B.J. Wagner, senior vice president of health and public safety for MMHPI, told KERA News, “Sometimes these health care needs can contribute to pain and chronicity that can unfold in behavioral patterns that lead to a high number of law enforcement contacts and we want that to stop.”

MMHPI researchers also based the DART Cares program on Austin’s “street medicine” programs.

However, Austin residents recently said their city is being destroyed by homelessness and crime, claiming that an ineffective city council and “radical left” anti-police policies have exacerbated the problems, as previously reported by The Dallas Express.
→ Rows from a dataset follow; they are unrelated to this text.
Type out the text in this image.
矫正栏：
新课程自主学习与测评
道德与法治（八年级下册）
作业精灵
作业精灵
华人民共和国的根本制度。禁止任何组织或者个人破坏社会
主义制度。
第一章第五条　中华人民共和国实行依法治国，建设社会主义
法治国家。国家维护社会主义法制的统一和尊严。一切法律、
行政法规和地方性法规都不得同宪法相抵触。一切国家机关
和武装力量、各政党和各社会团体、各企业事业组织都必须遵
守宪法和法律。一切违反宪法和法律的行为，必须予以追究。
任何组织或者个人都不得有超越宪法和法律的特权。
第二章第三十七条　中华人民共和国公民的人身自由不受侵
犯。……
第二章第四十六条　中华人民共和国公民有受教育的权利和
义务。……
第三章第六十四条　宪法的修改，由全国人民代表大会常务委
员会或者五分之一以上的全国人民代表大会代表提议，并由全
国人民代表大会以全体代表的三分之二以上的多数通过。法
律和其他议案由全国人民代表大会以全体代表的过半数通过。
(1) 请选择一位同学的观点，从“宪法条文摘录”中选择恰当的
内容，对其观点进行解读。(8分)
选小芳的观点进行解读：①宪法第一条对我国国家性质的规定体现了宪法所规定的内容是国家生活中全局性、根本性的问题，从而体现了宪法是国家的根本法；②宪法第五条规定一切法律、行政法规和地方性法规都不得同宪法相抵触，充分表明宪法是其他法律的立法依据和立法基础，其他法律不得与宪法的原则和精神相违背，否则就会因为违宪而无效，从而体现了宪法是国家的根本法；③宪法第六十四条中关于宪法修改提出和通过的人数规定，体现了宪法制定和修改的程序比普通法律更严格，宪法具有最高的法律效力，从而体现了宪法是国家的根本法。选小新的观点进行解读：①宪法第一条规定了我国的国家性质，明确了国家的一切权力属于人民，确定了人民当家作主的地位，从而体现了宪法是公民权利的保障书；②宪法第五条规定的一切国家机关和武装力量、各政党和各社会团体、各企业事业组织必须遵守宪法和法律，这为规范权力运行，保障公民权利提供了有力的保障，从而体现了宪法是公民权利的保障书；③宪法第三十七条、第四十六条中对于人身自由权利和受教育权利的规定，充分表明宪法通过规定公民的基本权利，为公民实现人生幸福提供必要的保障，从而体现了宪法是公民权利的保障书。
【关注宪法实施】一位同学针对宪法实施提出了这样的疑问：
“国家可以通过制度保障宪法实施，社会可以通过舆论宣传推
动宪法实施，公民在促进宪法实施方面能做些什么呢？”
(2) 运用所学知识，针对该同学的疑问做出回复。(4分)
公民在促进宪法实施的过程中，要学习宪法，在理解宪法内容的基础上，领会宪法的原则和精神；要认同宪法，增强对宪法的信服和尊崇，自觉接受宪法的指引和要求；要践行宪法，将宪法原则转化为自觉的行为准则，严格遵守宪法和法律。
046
DART’s new program comes amid an ongoing crisis of homelessness and vagrancy in Dallas. A satisfaction survey from the City government recently found that 75% of residents say homelessness is a “major” problem.

While the City has undertaken several strategies to reduce homelessness, it has yet to try the “one-stop-shop” approach taken by the nonprofit Haven for Hope.

Haven for Hope provides homeless services such as counseling, job training, and skills development in the same location as its housing units and requires participants to engage with the services. The strategy has been credited with a 77% reduction in homelessness in San Antonio and previously polled favorably with Dallas voters.

Dallas Mayor Eric Johnson recently visited Haven for Hope, but it remains to be seen whether the City will adopt its model.